1988 was the greatest year for hip-hop. Well, you could make probably make that argument for any year half a decade before or after 1988 — this is the height of hip-hop's golden age we're talking about. But for many budding music fans, myself included, 1988 was the year. Yo! MTV Raps hit the airwaves, De La Soul and Biz Markie were just months away from the pop charts, Public Enemy and NWA were ruling the underground — halcyon days, for sure. But for those of us with a jones for narrative and an ear for the literary in music — even if we wouldn't identify these characteristics within ourselves for another decade or two — there was only one record that mattered: The Great Adventures of Slick Rick.
Twenty-six years later, it's hard to imagine a life before The Great Adventures, but it's almost impossible to overstate the effect that it had on a bookish, nerdy 9-year-old from the suburbs. While the shock waves of hip-hop had yet to hit my elementary school halls, it was easy to tell that this record was different. My cousin Kurt popped it into the boombox — a clandestine listen on a family vacation while our parents were out, due of course to the "Parental Advisory" sticker on the cover and our collective fear of punishment — and Great Adventures was immediately enthralling. From the moment Slick Rick says, "Excuse me, can I have your attention? There's just a few things that I've got to mention" on album-opener "Treat Her Like a Prostitute," to that very last exhortation to "lick the balls," Great Adventures had me all the way through.
But it wasn't just a juvenile affection for the prurient — in all honesty, I had no idea what a prostitute was, even if the word "balls" did and will always elicit a giggle from me. There was something more, something important, something that would shape the way I listened to music for the rest of my life: storytelling. More than any rapper before or since, Slick Rick's rhymes weren't just raps, but rather full-on stories with complete narrative arcs, rich characters and, barring his lapses into misogyny, a strong sense of morality. If the true test of great literature is its ability to take the reader and immerse him or her in a world not their own, then Great Adventures is truly great literature. Rick's Hemingway-like clarity and Stan Lee-like energy when telling stories made an experience completely foreign to me feel as familiar as strip malls, soccer fields and cul-de-sacs.

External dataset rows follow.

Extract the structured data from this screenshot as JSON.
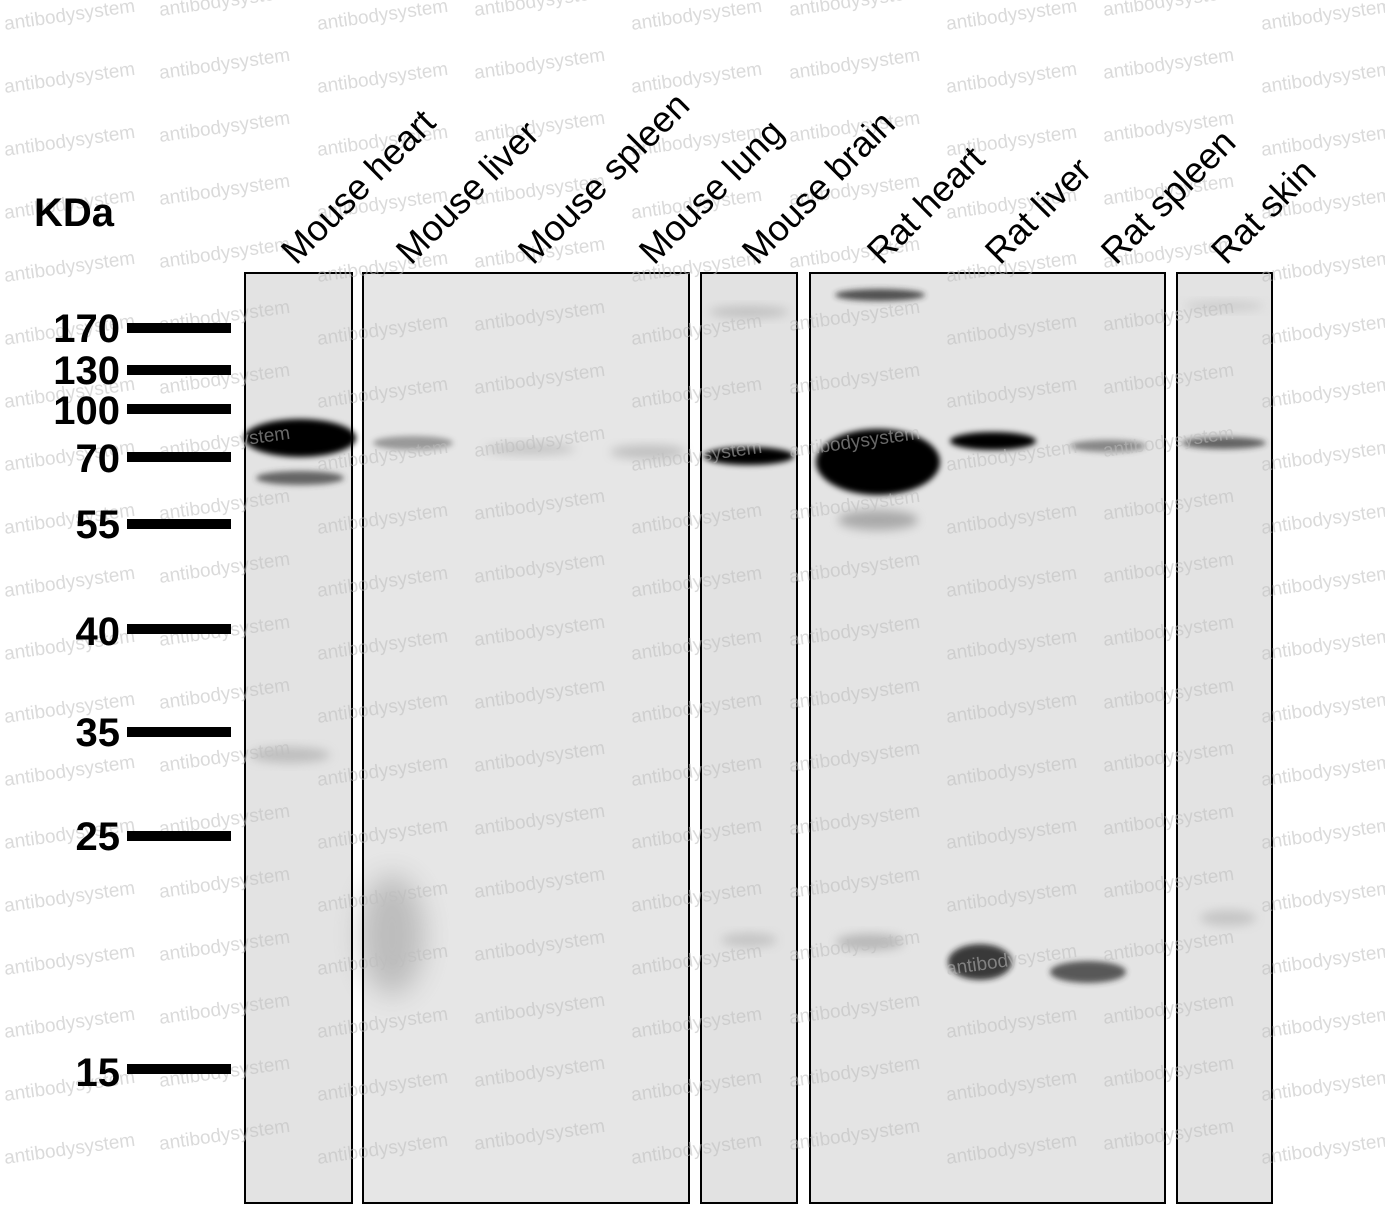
{
  "unit_label": "KDa",
  "watermark_text": "antibodysystem",
  "lane_labels": [
    "Mouse heart",
    "Mouse liver",
    "Mouse spleen",
    "Mouse lung",
    "Mouse brain",
    "Rat heart",
    "Rat liver",
    "Rat spleen",
    "Rat skin"
  ],
  "molecular_weight_markers": [
    "170",
    "130",
    "100",
    "70",
    "55",
    "40",
    "35",
    "25",
    "15"
  ],
  "colors": {
    "membrane_background": "#e2e2e2",
    "band": "#000000",
    "frame": "#000000",
    "watermark": "#bdbdbd"
  }
}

If another sign of great literature is its ability to become part of the common vernacular, to become a cultural touchstone and universal point of reference, then we are going to have to put MC Ricky D right up there with Dickens and Dostoyevsky. Without even including his breakout track with Doug E. Fresh — the all-time beatbox party jam "La Di Da Di," which features the best bubble-bath reference ever — Slick Rick has been sampled, quoted and interpolated into more songs than just about any artist in rap history. He's been sampled by everyone from Nas to Goodie Mob, from Jay Z to Montell Jordan. He's been covered by Snoop Dogg and Black Star, and if I were to list all the rappers who have alluded to his lyrics or dropped a direct Slick Rick quote, I'd have to list ... well, all of the rappers. Like, all the rappers ever.
Slick Rick's impact was — is — enormous. You can still hear him at every old-school hip-hop party on earth and in the voice of every young rapper who values craft over flash and seeks to create art rather than rattle off commercial endorsements. And while his catalog post-Great Adventures has been sporadic — partly due to a stint in lock-up for attempted murder and the British-born MC's long-running immigration issues — his importance to the art form and his place in rap's journey from outlier party music to fine art has never wavered. And there's one reason for that: masterful storytelling. It seems like such a simple thing, but in an era where ham-fisted lyricism is the norm, it makes Great Adventures even more important.